Tophane’deki Antrepo No: 5, İstanbul’da gerçekleşecek olan yerel ve
uluslararası sergiler için talep edilen mekan ihtiyacını karşılamak üzere
İstanbul 2010 Avrupa Kültür Başkenti Ajansı tarafından yenilenerek “İstanbul
2010 AKB Sanat Limanı”na dönüştürüldü. Mekanda paralel olarak görücüye çıkan
dört etkinlikten biri, Eleni Kotsoni, Raziye Kubat ve Çağrı Saray’ın işlerinden
oluşan “A Space Between / Aramızdaki Mekân” sergisi…
Kar amacı gütmeyen
bir kurum olarak, Yunanistan’ın sanayi öncesi ve sanayileşme sürecindeki
gelişmesini araştırmayı ve göstermeyi hedefleyen Piraeus Bank Grup’un Kültür
Vakfı projesi olarak hayata geçirilen güncel sanat sergisi, mekâna özel bir
enstalasyon olarak nesneler, çizimler ve resimler ile Yunan ve Türk sanatçılar
arasında diyalog açan bir etkinlik oluşturuyor.
Serginin açıklama
metninde, Eleni Kotsoni’nin işleri hakkında şu ifadelere yer
veriliyor:
“Eleni Kotsoni’nin eseri, genellikle mekân kavramını
düşüncenin yeri olarak ve geçiş kavramını bir güzergâh ve kayıtlama olarak
belirtir. Yarattığı mekâna özel yerleştirmelerde, çizimler, resimler,
fotoğraflar, dokunmuş kumaşlar, tahta parçaları, gündelik yaşamın basit
malzemeleri ve eski eserlerinden geriye kalan parçaları kullanır; böylece bir
çeşit ‘günce mekânı’ yaratır.
“Çizimlerinde örnek uygarlık motifleri
kullanır; bunları sürekli bir düzenleme sürecinde tanımlar. Bir ön bakışla
sayısız rastlantısal biçimlere uyarlanabilen, çeşitli öğelerden oluşan ve
izleyicinin içinde kendisinin var olabileceği bir mozaik
oluşturur.”
“Aramızdaki Mekan” sergisinde Raziye Kubat’ın “A4 Ahşap
Sayfalar” ve “Türkiye Vapuru” çalışmaları da yer alıyor. “A4 Ahşap Sayfalar”,
sanatçının İspanya’daki konuk sanatçı programına katılımı süresince ürettiği,
küçük ahşap kartlar üzerine farklı tekniklerle aldığı notlardan oluşuyor.

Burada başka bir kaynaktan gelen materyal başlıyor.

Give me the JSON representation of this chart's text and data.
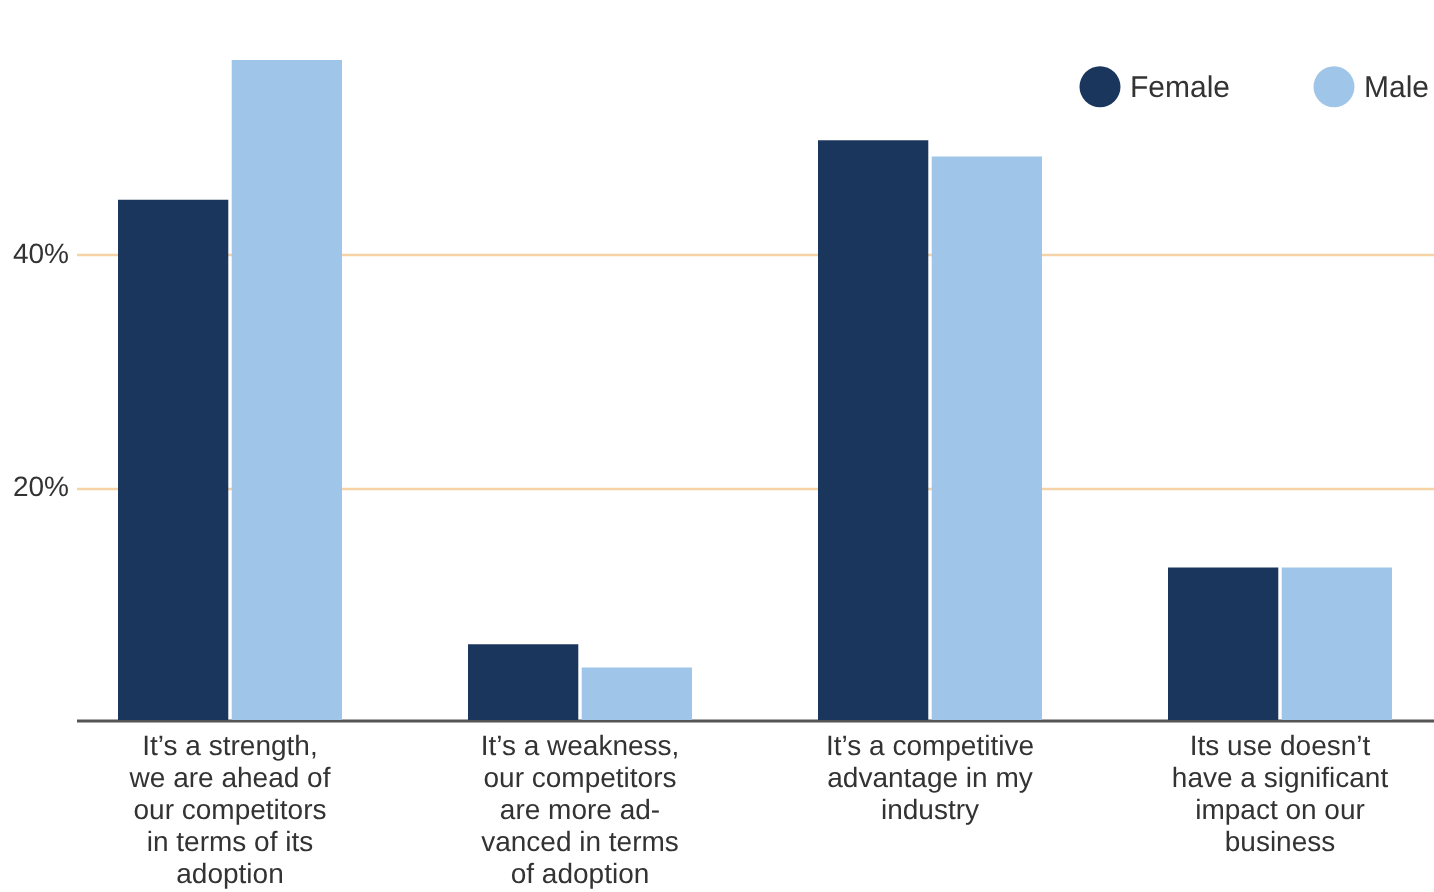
{
  "chart_data": {
    "type": "bar",
    "categories": [
      "It’s a strength,\nwe are ahead of\nour competitors\nin terms of its\nadoption",
      "It’s a weakness,\nour competitors\nare more ad-\nvanced in terms\nof adoption",
      "It’s a competitive\nadvantage in my\nindustry",
      "Its use doesn’t\nhave a significant\nimpact on our\nbusiness"
    ],
    "series": [
      {
        "name": "Female",
        "color": "#1b365d",
        "values": [
          44.7,
          6.5,
          49.8,
          13.1
        ]
      },
      {
        "name": "Male",
        "color": "#9fc6e8",
        "values": [
          56.7,
          4.5,
          48.4,
          13.1
        ]
      }
    ],
    "ylim": [
      0,
      56.7
    ],
    "yticks": [
      {
        "value": 20,
        "label": "20%"
      },
      {
        "value": 40,
        "label": "40%"
      }
    ],
    "grid": "y",
    "legend": "top right"
  }
}
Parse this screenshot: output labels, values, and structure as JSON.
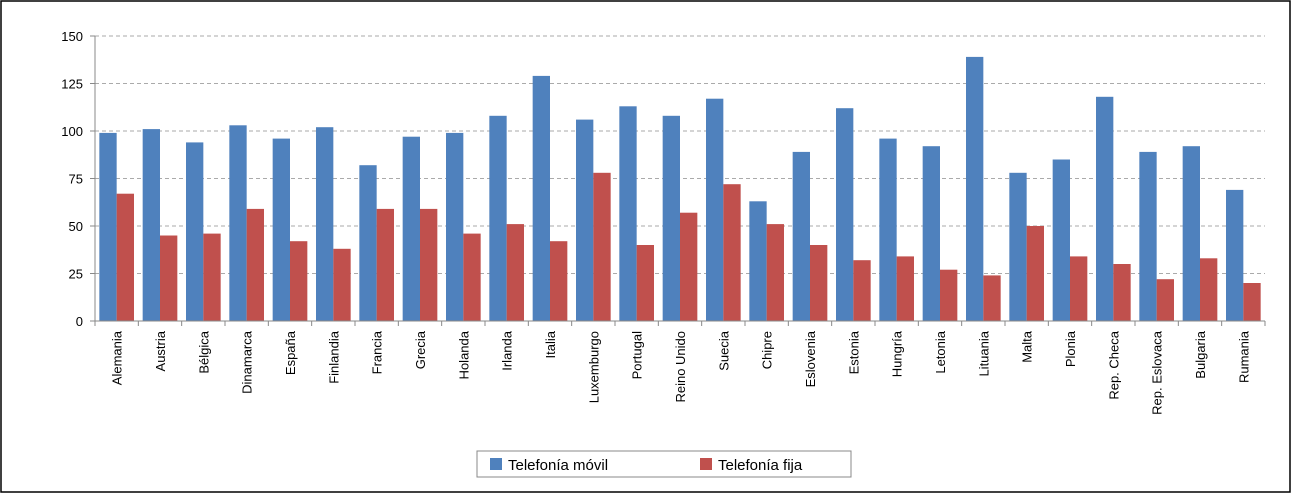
{
  "chart_data": {
    "type": "bar",
    "categories": [
      "Alemania",
      "Austria",
      "Bélgica",
      "Dinamarca",
      "España",
      "Finlandia",
      "Francia",
      "Grecia",
      "Holanda",
      "Irlanda",
      "Italia",
      "Luxemburgo",
      "Portugal",
      "Reino Unido",
      "Suecia",
      "Chipre",
      "Eslovenia",
      "Estonia",
      "Hungría",
      "Letonia",
      "Lituania",
      "Malta",
      "Plonia",
      "Rep. Checa",
      "Rep. Eslovaca",
      "Bulgaria",
      "Rumania"
    ],
    "series": [
      {
        "name": "Telefonía móvil",
        "color": "#4f81bd",
        "values": [
          99,
          101,
          94,
          103,
          96,
          102,
          82,
          97,
          99,
          108,
          129,
          106,
          113,
          108,
          117,
          63,
          89,
          112,
          96,
          92,
          139,
          78,
          85,
          118,
          89,
          92,
          69
        ]
      },
      {
        "name": "Telefonía fija",
        "color": "#c0504d",
        "values": [
          67,
          45,
          46,
          59,
          42,
          38,
          59,
          59,
          46,
          51,
          42,
          78,
          40,
          57,
          72,
          51,
          40,
          32,
          34,
          27,
          24,
          50,
          34,
          30,
          22,
          33,
          20
        ]
      }
    ],
    "ylim": [
      0,
      150
    ],
    "yticks": [
      0,
      25,
      50,
      75,
      100,
      125,
      150
    ],
    "grid": true,
    "legend": "bottom"
  }
}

“Türkiye Vapuru” isimli çalışması ise bu sayfalara eşlik ediyor.
Çağrı Saray ise sergiye yeni bir yerleştirmeyle katılıyor. Sanatçının sergide
görülebilecek işi hakkındaki açıklaması şöyle:
“Geride bıraktığı hayatı
ve Kayıp Oda’yla birlikte sırra kadem basan tüm geçmişi artık çok uzaklarda… Her
ne kadar öfkesini tek bir kişiye odaklamış olsa da, karşısında intikam alması
gereken koca bir şehir var; doğup büyüdüğü, ‘ev’ dediği yer ve bir bayrak… Adam,
kaderini yazmak üzere şehrin tepesindeki yerini almış durumda. Sabahın ilk
ışıklarıyla başlayan bu bekleyiş, şehri aniden saran sesle geri dönüşü olmayan
bir ritüele dönüşüyor. Ses, tüm evlerin duvarlarına, çatılarına, antenlerine
çarpıyor. Tüm şehir bu rezonansa direnç gösteriyor. Yakında hiçbir şey eskisi
gibi olmayacak.”
Sergi, 30 Temmuz – 19 Eylül 2010 tarihleri arasında
görülebilir.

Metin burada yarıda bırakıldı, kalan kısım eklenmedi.